During the screenings, the team made an interesting discovery: Not only was PD 404,182 an HCV inhibitor, it also worked on lentiviruses (the group's negative control in its experimental procedures). Intrigued by that finding, Chen then tested PD 404,182 on HIV, also a lentivirus, and found the compound even more effective.
"This is a virucidal small-molecule compound, meaning that it has the ability to kill a virus; in this case, that virus is HIV."
"We believe PD 404,182 acts through a unique and important mechanism," Chen notes. "Most of the known virucidal compounds interact with the virus membrane, but our compound does not appear to interact with the virus membrane. Instead, it bypasses interaction with the membrane and still compromises the structural integrity of the virus."

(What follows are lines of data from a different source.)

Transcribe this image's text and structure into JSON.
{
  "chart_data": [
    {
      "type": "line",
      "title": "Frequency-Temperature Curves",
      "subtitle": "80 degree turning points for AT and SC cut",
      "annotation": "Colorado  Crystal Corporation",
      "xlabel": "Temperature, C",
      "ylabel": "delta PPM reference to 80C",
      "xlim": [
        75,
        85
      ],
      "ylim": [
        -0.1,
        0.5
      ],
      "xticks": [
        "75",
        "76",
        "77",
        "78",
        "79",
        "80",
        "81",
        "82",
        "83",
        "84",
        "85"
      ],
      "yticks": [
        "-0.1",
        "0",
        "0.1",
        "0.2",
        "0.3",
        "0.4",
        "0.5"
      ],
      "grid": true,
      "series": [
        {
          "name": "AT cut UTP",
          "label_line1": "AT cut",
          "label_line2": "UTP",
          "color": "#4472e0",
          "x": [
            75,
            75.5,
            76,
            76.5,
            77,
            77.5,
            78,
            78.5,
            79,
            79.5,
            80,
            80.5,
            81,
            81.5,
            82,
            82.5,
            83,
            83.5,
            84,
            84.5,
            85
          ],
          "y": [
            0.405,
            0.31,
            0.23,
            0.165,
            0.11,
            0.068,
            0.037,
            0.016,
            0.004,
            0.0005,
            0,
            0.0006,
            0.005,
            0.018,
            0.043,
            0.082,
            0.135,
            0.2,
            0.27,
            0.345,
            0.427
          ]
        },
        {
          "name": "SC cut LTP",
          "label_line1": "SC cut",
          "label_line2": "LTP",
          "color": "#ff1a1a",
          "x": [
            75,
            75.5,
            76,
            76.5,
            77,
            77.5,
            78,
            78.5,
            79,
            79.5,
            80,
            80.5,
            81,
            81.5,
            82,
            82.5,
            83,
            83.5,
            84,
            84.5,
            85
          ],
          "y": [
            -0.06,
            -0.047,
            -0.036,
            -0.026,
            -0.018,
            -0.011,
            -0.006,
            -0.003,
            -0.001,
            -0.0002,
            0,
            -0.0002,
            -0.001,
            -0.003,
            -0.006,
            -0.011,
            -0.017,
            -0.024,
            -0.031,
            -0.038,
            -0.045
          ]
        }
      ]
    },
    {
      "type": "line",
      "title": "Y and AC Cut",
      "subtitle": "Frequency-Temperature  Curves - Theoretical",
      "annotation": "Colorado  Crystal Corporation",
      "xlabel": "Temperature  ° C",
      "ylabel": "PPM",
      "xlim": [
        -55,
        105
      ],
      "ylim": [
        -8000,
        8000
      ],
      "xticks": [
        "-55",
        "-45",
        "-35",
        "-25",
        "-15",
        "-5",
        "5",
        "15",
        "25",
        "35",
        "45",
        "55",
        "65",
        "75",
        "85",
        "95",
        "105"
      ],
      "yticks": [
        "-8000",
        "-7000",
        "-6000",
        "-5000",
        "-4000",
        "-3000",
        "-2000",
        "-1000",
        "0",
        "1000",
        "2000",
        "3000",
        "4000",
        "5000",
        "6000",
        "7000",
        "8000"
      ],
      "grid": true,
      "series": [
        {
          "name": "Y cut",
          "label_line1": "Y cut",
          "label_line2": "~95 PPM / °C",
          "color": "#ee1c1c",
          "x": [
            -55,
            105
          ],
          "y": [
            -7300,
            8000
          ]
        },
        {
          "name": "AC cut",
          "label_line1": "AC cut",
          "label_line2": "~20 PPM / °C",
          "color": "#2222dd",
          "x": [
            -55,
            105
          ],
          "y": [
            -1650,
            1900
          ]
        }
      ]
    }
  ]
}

The compound's ability to avoid interaction with the virus membrane is important because human cells have similar membranes, Chen notes. If the compound were to disrupt the structure of the virus membrane, it could also disrupt and ultimately kill human cells. PD 404,182 doesn't interact with these membranes and is therefore a more attractive option for clinical treatment, Chen says.
As with any potential pharmaceutical, several key steps are still needed before it winds up on drugstore shelves. In addition to several rounds of animal studies to ensure that the compound is safe for humans, further collaborations with chemists are needed to continue to improve the efficiency of the compound. Chen says she also plans to further explore precisely how PD 404,182 breaks apart HIV.
This work is a collaboration between Chen's team, consisting of graduate students Ana Maria Chamoun and Rudo Simeon; postdoctoral associate Karuppiah Chockalingam; and Professor Philippe Gallay's team at the Scripps Research Institute.